No New York Times, li uma extensa reportagem sobre o sistemático desvio de recursos e armas fornecidos pelo governo americano ao exército do Iraque.
Os generais iraquianos recebem as armas doadas pelo Pentágono, dão metade para seus soldados, e vendem o resto. Fazem isso com recursos, alimentos, roupas.
Inflam as folhas de pagamento com soldados-fantasma, para ficarem com os salários.
Fazem tudo isso num país devastado pela miséria, fome, guerra, doenças, fanatismo e terrorismo.
Enquanto os soldados morrem em emboscadas organizadas por grupos terroristas cada vez mais presentes e perigosos, os oficiais enriquecem à custa do sangue de seus próprios compatriotas.
É uma lógica macabra: quanto mais terrorismo, mortes e caos, mais os EUA mandam recursos e armas, e mais os corruptos ganham dinheiro.
Nos últimos 10 anos, as cifras desviadas montam a dezenas de bilhões de dólares.
O nervosismo dos americanos cresce junto com a expansão do Estado Islâmico e outras organizações no Iraque. Alguns falam em repassar dinheiro diretamente às tribos sunitas dispostas a combater o terrorismo, mas o governo iraquiano rejeita duramente essa possibilidade, alegando que iria violar a soberania do país e acirrar as rivalidades étnicas internas (o governo é dominado por xiitas, adversários dos sunitas).
Todos os analistas entrevistados, do governo, do exército e da iniciativa privada, concordam que há um problema ainda maior que a corrupção do oficialato e do governo iraquianos: a total impossibilidade de investigar e punir oficiais ligados ao governo.
Os únicos punidos são oficiais ligados aos adversários do atual presidente do Iraque.
Ainda no Times, topo com uma matéria curta, sem destaque na primeira página, sobre um dos mais sangrentos atentados ocorridos este ano no Afeganistão. Um homem bomba explodiu numa partida de volei numa cidade do interior do país, matando mais de 50 pessoas e deixando centenas de feridos.
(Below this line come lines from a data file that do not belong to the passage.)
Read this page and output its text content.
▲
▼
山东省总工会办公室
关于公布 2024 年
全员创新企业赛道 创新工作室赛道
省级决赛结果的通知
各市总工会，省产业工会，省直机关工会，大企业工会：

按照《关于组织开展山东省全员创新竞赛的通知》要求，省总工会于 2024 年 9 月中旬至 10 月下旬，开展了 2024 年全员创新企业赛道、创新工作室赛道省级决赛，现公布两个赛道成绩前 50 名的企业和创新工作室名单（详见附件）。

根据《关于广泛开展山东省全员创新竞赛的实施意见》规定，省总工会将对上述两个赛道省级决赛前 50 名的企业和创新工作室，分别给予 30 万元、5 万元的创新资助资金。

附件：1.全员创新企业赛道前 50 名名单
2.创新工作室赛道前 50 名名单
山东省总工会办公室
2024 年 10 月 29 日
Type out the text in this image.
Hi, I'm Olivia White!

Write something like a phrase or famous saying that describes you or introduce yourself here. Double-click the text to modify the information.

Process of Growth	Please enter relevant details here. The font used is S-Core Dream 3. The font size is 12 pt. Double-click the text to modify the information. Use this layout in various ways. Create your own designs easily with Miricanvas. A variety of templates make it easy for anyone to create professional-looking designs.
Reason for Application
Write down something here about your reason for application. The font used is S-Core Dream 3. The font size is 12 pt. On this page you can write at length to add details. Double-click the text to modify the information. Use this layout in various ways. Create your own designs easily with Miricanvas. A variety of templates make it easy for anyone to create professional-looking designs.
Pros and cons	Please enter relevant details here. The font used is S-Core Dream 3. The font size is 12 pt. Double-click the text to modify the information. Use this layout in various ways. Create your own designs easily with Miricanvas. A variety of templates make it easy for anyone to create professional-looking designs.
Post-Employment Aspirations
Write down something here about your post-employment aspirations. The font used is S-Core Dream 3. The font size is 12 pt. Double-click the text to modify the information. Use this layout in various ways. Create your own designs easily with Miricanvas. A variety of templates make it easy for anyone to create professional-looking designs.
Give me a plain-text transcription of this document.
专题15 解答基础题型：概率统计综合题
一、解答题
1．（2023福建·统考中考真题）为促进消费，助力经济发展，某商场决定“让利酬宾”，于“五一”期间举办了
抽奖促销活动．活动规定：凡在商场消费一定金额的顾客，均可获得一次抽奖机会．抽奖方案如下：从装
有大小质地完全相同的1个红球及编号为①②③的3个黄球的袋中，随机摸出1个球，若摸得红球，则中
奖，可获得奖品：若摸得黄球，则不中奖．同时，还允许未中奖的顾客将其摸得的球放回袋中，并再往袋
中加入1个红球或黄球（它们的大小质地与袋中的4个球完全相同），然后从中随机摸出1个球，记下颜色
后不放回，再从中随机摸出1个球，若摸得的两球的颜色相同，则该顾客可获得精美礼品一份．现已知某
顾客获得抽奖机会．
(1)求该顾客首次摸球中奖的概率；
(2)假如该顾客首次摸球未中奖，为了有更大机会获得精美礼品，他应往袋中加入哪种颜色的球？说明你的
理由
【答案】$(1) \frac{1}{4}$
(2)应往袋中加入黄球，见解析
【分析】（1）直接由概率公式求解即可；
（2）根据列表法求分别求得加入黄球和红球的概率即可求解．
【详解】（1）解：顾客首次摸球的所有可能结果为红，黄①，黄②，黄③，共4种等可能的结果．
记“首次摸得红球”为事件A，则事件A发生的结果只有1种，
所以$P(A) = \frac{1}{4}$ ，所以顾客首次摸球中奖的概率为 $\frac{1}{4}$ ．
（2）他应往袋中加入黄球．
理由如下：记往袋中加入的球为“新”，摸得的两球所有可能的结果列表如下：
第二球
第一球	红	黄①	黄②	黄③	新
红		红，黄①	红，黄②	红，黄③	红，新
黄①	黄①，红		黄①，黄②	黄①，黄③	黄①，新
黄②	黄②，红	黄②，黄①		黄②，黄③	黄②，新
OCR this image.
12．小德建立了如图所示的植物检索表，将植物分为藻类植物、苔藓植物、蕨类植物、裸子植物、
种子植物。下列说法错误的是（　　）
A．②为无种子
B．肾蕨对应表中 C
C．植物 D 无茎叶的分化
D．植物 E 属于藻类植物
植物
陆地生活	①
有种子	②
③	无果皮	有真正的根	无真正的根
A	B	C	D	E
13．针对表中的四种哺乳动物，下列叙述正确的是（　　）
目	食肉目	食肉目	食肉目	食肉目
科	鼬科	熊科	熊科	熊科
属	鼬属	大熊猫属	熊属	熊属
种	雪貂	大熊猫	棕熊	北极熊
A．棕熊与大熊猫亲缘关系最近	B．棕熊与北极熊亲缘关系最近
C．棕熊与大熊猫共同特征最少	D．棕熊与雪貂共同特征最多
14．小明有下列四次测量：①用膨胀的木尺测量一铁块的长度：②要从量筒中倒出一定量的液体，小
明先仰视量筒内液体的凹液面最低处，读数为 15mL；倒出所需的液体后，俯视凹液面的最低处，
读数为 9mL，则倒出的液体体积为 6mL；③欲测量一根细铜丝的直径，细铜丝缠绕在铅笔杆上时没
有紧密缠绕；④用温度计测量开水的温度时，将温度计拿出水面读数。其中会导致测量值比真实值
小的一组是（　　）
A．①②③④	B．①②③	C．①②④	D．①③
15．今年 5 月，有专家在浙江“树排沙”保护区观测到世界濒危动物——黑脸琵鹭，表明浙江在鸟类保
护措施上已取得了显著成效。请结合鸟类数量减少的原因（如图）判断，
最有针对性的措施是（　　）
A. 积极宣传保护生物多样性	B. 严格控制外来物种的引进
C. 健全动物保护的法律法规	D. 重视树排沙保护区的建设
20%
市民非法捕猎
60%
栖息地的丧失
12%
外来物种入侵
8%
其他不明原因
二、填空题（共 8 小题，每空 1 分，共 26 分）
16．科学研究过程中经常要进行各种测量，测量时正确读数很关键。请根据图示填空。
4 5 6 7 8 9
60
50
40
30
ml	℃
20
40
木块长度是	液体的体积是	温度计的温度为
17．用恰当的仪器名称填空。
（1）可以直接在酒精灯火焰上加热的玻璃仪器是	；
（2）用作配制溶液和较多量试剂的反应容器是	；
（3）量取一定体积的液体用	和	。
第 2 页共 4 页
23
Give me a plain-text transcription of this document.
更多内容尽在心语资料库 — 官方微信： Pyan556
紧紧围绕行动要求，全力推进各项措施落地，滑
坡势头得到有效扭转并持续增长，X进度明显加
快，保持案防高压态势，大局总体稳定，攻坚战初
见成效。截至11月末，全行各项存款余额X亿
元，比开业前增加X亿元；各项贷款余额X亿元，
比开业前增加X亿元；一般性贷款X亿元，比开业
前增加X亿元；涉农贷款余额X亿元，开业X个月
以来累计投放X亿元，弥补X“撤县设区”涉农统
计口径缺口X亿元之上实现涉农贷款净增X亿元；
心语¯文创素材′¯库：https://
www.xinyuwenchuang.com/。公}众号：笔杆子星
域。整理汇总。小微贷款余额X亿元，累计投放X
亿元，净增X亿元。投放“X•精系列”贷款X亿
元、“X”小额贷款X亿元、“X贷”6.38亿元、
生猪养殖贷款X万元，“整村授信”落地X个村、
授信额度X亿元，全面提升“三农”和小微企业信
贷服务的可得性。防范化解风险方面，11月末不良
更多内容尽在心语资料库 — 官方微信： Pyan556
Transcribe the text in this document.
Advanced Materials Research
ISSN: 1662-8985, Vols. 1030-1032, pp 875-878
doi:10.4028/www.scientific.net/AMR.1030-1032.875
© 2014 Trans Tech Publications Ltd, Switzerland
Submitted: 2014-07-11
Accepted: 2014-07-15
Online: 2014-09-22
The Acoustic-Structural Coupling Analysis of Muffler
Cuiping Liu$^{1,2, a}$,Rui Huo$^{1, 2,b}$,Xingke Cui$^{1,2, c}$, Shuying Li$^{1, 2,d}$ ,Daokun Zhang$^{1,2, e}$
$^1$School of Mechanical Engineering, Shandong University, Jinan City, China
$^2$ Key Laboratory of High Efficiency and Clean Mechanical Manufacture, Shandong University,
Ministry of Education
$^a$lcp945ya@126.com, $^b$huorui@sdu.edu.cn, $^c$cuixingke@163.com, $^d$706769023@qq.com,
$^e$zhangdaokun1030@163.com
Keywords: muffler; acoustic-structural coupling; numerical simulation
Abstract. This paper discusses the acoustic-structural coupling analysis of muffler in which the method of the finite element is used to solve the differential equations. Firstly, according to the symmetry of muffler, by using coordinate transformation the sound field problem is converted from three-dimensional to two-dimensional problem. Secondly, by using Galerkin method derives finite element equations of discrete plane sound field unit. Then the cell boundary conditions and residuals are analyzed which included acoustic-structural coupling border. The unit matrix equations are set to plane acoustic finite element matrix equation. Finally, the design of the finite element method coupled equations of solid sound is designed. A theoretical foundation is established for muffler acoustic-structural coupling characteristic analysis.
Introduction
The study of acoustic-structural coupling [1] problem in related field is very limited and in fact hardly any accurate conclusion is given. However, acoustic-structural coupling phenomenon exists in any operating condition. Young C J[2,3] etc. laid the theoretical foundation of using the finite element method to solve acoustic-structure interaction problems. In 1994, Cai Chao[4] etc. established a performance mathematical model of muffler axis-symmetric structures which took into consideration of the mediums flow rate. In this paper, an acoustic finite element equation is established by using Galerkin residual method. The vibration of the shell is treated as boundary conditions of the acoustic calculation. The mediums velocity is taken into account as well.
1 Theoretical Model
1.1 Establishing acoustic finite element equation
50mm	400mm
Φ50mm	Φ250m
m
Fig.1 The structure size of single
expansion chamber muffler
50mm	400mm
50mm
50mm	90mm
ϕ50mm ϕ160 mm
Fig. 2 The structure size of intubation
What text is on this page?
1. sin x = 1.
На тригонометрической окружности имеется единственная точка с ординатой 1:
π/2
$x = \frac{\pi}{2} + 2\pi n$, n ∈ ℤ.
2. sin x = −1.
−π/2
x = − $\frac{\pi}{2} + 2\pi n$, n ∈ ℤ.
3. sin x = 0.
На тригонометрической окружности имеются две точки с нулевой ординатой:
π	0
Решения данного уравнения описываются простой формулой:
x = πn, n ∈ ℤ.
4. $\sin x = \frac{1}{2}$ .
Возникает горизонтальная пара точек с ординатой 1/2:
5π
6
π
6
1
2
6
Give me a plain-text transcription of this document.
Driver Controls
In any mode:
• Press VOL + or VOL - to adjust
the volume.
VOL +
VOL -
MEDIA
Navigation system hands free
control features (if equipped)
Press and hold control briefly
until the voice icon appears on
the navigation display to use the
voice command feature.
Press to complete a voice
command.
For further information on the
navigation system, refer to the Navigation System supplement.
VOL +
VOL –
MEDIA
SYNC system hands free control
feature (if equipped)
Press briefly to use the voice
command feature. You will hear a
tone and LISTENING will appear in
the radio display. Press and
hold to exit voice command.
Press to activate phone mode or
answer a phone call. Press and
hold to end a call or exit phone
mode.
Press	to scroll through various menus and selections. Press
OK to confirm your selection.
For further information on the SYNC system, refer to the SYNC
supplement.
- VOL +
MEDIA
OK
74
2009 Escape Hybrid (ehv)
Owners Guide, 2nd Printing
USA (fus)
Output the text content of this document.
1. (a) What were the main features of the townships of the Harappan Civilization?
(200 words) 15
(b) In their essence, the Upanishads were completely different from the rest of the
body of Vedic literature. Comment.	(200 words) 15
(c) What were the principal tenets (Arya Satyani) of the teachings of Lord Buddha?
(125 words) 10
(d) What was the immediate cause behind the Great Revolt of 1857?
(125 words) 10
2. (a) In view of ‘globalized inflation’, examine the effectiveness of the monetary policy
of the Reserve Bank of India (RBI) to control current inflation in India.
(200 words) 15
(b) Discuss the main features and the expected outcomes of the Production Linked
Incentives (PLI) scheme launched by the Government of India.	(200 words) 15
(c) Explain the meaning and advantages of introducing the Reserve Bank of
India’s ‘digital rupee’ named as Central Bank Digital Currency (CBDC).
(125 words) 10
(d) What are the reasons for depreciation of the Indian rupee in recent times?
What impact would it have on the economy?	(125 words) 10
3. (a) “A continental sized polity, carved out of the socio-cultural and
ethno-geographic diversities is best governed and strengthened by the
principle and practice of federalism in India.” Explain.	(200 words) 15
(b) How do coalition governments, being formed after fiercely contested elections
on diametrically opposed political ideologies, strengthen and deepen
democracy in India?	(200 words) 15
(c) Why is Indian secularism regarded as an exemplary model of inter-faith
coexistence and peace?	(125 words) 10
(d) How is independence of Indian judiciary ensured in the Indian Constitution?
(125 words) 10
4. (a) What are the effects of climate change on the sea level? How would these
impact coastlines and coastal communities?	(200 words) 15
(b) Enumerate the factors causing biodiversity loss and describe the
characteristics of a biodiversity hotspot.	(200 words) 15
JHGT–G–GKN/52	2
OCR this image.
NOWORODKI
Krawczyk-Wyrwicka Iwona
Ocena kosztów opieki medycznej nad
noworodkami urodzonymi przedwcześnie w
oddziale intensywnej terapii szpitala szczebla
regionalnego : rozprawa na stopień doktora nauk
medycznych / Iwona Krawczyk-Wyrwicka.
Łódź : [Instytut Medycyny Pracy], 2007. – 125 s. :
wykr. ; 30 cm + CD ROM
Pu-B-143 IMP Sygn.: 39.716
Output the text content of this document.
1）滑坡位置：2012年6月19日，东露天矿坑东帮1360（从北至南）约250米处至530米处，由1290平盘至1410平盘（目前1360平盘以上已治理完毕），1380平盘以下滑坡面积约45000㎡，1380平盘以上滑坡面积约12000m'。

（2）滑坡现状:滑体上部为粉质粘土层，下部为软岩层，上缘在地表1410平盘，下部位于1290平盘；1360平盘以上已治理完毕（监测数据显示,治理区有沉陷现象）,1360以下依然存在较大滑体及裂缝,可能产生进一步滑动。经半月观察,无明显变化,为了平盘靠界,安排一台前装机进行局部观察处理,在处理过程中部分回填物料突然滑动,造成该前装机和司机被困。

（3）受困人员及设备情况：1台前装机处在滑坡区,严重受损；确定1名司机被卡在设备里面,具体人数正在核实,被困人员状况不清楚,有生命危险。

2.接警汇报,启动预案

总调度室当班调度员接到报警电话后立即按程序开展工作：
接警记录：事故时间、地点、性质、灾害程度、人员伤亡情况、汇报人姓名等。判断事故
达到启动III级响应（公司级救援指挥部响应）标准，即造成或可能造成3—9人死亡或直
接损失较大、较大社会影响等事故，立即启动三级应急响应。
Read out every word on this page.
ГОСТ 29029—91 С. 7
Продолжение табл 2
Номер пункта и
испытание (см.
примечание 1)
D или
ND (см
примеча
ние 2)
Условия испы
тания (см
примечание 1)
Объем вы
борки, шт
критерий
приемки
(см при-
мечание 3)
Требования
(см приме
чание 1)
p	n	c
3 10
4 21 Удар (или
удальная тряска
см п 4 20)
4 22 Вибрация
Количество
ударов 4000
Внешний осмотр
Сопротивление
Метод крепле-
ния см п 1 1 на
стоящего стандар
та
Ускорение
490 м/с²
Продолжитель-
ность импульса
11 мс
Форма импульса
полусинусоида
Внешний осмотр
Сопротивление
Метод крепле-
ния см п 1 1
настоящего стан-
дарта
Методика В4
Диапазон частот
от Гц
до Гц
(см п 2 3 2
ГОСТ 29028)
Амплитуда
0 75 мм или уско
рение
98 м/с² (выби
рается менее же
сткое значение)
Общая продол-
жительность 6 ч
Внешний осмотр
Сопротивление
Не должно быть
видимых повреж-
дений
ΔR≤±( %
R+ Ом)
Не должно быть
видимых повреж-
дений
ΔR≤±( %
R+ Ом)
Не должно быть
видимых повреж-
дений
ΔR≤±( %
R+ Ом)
Há alguns anos, uma coisa assim ganharia destaque na capa de todos os jornais. Hoje, é notinha sem importância.
Na Síria, a guerra civil já matou centenas de milhares de pessoas, e desalojou outras milhões. Igualmente, há muita corrupção envolvida. Os recursos e armas doados pelo Ocidente aos “rebeldes” que lutavam contra o governo sírio, acabaram, ó cruel ironia, em mãos de terroristas do Estado Islâmico.
Todo o oriente médio parece viver um pesadelo. A primavera árabe se tornou um circo de horrores.
O Egito, agora novamente governado por um militar, voltou a ser uma ditadura. Na área do Monte Sinai, próximo à fronteira com Israel, o governo bombardeia civis e destrói casas, num esforço nada humanitário para encerrar o contrabando.
Segundo a Economist, os reinos árabes descobriram uma nova e cruel maneira de lidar com opositores: tirar suas cidadanias. No Kwait, um empresário dono de um canal de TV que fazia oposição ao governo, perdeu a cidadania. Sua TV foi fechada. E ele está prestes a ser deportado, não se sabe para onde, já que não tem pátria.
A Ucrânia, que também viveu uma revolta do tipo “árabe”, com o povo nas ruas pedindo (e obtendo) a renúncia de um presidente eleito, vive uma terrível crise econômica. O PIB deve fechar o ano com uma queda superior a 10%, e a dívida externa do país explodiu. A Economist pede ao FMI e aos países ricos que emprestem mais alguns bilhões para a Ucrânia, em troca, é claro, de mais interferência em sua política econômica.
Todos os países que viveram “revoluções” ou mudanças violentas de governo nos últimos anos – Egito, Líbia, Síria, Iraque, Ucrânia – estavam muito melhor antes do que hoje.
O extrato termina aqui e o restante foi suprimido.